Italian and Spanish music from the Renaissance and early Baroque periods

Duo Cantar alla Viola
Nadine Balbeisi, voice
Fernando Marín, viola da gamba

Towards the end of the 16th century, a new type of vocal music emerged in Italian art music alongside the polyphony that had prevailed until then: solo singing accompanied by one or more instruments. At the princely court of Ferrara, this style was called musica segreta because of its exciting novelty and exclusivity. Polyphonic pieces were often subsequently adapted for monodic performance, such as the three-part villanelles by Luca Marenzio or the three- to four-part tonos humanos by Juan Blas de Castro, which are heard in concert. The members of the ensemble Concerto delle Donne, made up of ladies of the court, were challenged by the new trend to develop their singing technique to the point of virtuosity; in doing so, they encouraged other female singers to venture into professional careers for the first time in music history. Their concerts also inspired composers such as Giulio Caccini in Florence, who is considered the founder of opera. His two daughters Francesca and Settimia were not only successful singers but also became known as composers. Francesca wrote several operas, one of which has survived, and in 1618 a Libro delle musiche, published in print, with solo songs and duets, from which the two pieces in the evening are taken. Her sister Settimia Caccini took on the role of Venus in Claudio Monteverdi’s opera L’Arianna and was praised for it by the composer for her “superhuman grace and angelic voice”. Fortunately, some of her songs have been preserved in a manuscript in the archives of the Lobkowicz noble family in Prague.
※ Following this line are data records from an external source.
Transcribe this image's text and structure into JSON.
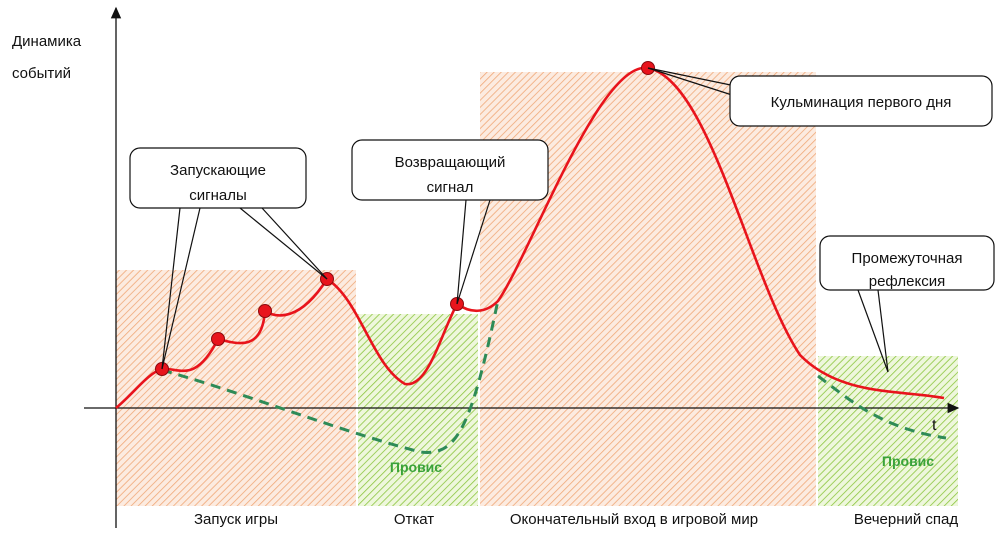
{
  "axes": {
    "y_label_line1": "Динамика",
    "y_label_line2": "событий",
    "x_label": "t"
  },
  "phases": [
    {
      "label": "Запуск игры",
      "color": "orange"
    },
    {
      "label": "Откат",
      "color": "green"
    },
    {
      "label": "Окончательный вход в игровой мир",
      "color": "orange"
    },
    {
      "label": "Вечерний спад",
      "color": "green"
    }
  ],
  "callouts": [
    {
      "line1": "Запускающие",
      "line2": "сигналы"
    },
    {
      "line1": "Возвращающий",
      "line2": "сигнал"
    },
    {
      "line1": "Кульминация первого дня",
      "line2": ""
    },
    {
      "line1": "Промежуточная",
      "line2": "рефлексия"
    }
  ],
  "dip_labels": [
    "Провис",
    "Провис"
  ],
  "colors": {
    "main_curve": "#e8141c",
    "dashed_curve": "#2e8b57",
    "marker": "#e8141c",
    "orange_zone": "#f3b48a",
    "green_zone": "#8cc63f"
  }
}
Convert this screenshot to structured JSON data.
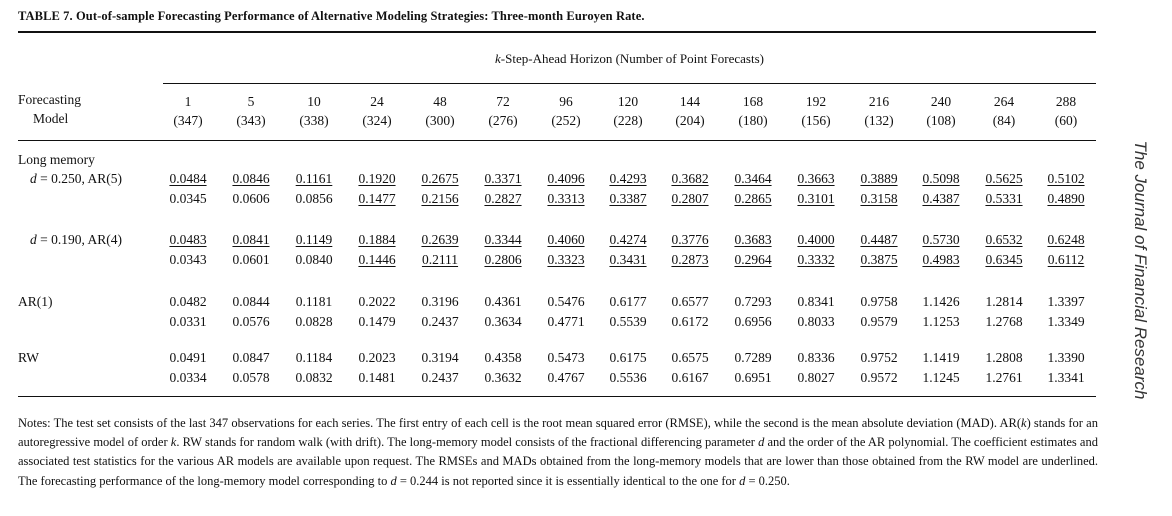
{
  "title": "TABLE 7. Out-of-sample Forecasting Performance of Alternative Modeling Strategies: Three-month Euroyen Rate.",
  "horizon_header_k": "k",
  "horizon_header_rest": "-Step-Ahead Horizon (Number of Point Forecasts)",
  "stub_header": [
    "Forecasting",
    "Model"
  ],
  "columns": [
    {
      "h": "1",
      "n": "(347)"
    },
    {
      "h": "5",
      "n": "(343)"
    },
    {
      "h": "10",
      "n": "(338)"
    },
    {
      "h": "24",
      "n": "(324)"
    },
    {
      "h": "48",
      "n": "(300)"
    },
    {
      "h": "72",
      "n": "(276)"
    },
    {
      "h": "96",
      "n": "(252)"
    },
    {
      "h": "120",
      "n": "(228)"
    },
    {
      "h": "144",
      "n": "(204)"
    },
    {
      "h": "168",
      "n": "(180)"
    },
    {
      "h": "192",
      "n": "(156)"
    },
    {
      "h": "216",
      "n": "(132)"
    },
    {
      "h": "240",
      "n": "(108)"
    },
    {
      "h": "264",
      "n": "(84)"
    },
    {
      "h": "288",
      "n": "(60)"
    }
  ],
  "group_label": "Long memory",
  "rows": [
    {
      "label": "d = 0.250, AR(5)",
      "rmse": [
        "0.0484",
        "0.0846",
        "0.1161",
        "0.1920",
        "0.2675",
        "0.3371",
        "0.4096",
        "0.4293",
        "0.3682",
        "0.3464",
        "0.3663",
        "0.3889",
        "0.5098",
        "0.5625",
        "0.5102"
      ],
      "rmse_u": [
        1,
        1,
        1,
        1,
        1,
        1,
        1,
        1,
        1,
        1,
        1,
        1,
        1,
        1,
        1
      ],
      "mad": [
        "0.0345",
        "0.0606",
        "0.0856",
        "0.1477",
        "0.2156",
        "0.2827",
        "0.3313",
        "0.3387",
        "0.2807",
        "0.2865",
        "0.3101",
        "0.3158",
        "0.4387",
        "0.5331",
        "0.4890"
      ],
      "mad_u": [
        0,
        0,
        0,
        1,
        1,
        1,
        1,
        1,
        1,
        1,
        1,
        1,
        1,
        1,
        1
      ]
    },
    {
      "label": "d = 0.190, AR(4)",
      "rmse": [
        "0.0483",
        "0.0841",
        "0.1149",
        "0.1884",
        "0.2639",
        "0.3344",
        "0.4060",
        "0.4274",
        "0.3776",
        "0.3683",
        "0.4000",
        "0.4487",
        "0.5730",
        "0.6532",
        "0.6248"
      ],
      "rmse_u": [
        1,
        1,
        1,
        1,
        1,
        1,
        1,
        1,
        1,
        1,
        1,
        1,
        1,
        1,
        1
      ],
      "mad": [
        "0.0343",
        "0.0601",
        "0.0840",
        "0.1446",
        "0.2111",
        "0.2806",
        "0.3323",
        "0.3431",
        "0.2873",
        "0.2964",
        "0.3332",
        "0.3875",
        "0.4983",
        "0.6345",
        "0.6112"
      ],
      "mad_u": [
        0,
        0,
        0,
        1,
        1,
        1,
        1,
        1,
        1,
        1,
        1,
        1,
        1,
        1,
        1
      ]
    },
    {
      "label": "AR(1)",
      "rmse": [
        "0.0482",
        "0.0844",
        "0.1181",
        "0.2022",
        "0.3196",
        "0.4361",
        "0.5476",
        "0.6177",
        "0.6577",
        "0.7293",
        "0.8341",
        "0.9758",
        "1.1426",
        "1.2814",
        "1.3397"
      ],
      "rmse_u": [
        0,
        0,
        0,
        0,
        0,
        0,
        0,
        0,
        0,
        0,
        0,
        0,
        0,
        0,
        0
      ],
      "mad": [
        "0.0331",
        "0.0576",
        "0.0828",
        "0.1479",
        "0.2437",
        "0.3634",
        "0.4771",
        "0.5539",
        "0.6172",
        "0.6956",
        "0.8033",
        "0.9579",
        "1.1253",
        "1.2768",
        "1.3349"
      ],
      "mad_u": [
        0,
        0,
        0,
        0,
        0,
        0,
        0,
        0,
        0,
        0,
        0,
        0,
        0,
        0,
        0
      ]
    },
    {
      "label": "RW",
      "rmse": [
        "0.0491",
        "0.0847",
        "0.1184",
        "0.2023",
        "0.3194",
        "0.4358",
        "0.5473",
        "0.6175",
        "0.6575",
        "0.7289",
        "0.8336",
        "0.9752",
        "1.1419",
        "1.2808",
        "1.3390"
      ],
      "rmse_u": [
        0,
        0,
        0,
        0,
        0,
        0,
        0,
        0,
        0,
        0,
        0,
        0,
        0,
        0,
        0
      ],
      "mad": [
        "0.0334",
        "0.0578",
        "0.0832",
        "0.1481",
        "0.2437",
        "0.3632",
        "0.4767",
        "0.5536",
        "0.6167",
        "0.6951",
        "0.8027",
        "0.9572",
        "1.1245",
        "1.2761",
        "1.3341"
      ],
      "mad_u": [
        0,
        0,
        0,
        0,
        0,
        0,
        0,
        0,
        0,
        0,
        0,
        0,
        0,
        0,
        0
      ]
    }
  ],
  "notes": "Notes: The test set consists of the last 347 observations for each series. The first entry of each cell is the root mean squared error (RMSE), while the second is the mean absolute deviation (MAD). AR(k) stands for an autoregressive model of order k. RW stands for random walk (with drift). The long-memory model consists of the fractional differencing parameter d and the order of the AR polynomial. The coefficient estimates and associated test statistics for the various AR models are available upon request. The RMSEs and MADs obtained from the long-memory models that are lower than those obtained from the RW model are underlined. The forecasting performance of the long-memory model corresponding to d = 0.244 is not reported since it is essentially identical to the one for d = 0.250.",
  "journal_name": "The Journal of Financial Research"
}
The Jordanian-American soprano Nadine Balbeisi began her international career from Germany. Her repertoire ranges from 14th century music to a variety of classical operatic roles. She has received international awards and grants, currently funding for a research project on 17th century Italian music from the German Music Council. Her CD “Lamentarium” with the Ensemble Atalante was voted “Recording of the Year 2011” by Musicweb International.

She also shows her versatility in the trio “Viola da Samba”.

The gambist and cellist Fernando Marín, who comes from Alicante in Spain, specialised in string instruments of the Renaissance and Baroque periods in historical performance practice, earned his doctorate at the University of Barcelona with a dissertation on the Spanish vihuela de arco and conveys his research results and instrumental art in several solo CDs. In the duo “Cantar alla Viola”, which was founded in 2005 and has already recorded several CDs with Spanish, Italian and English music, Marín brings the now forgotten art of song accompaniment with a string instrument to perfection, thanks to a special bowing technique also with polyphonic chords and tone sequences. In Rottenburg, he will play on a vihuela de arco modelled on a historical instrument.

Free admission, donations requested.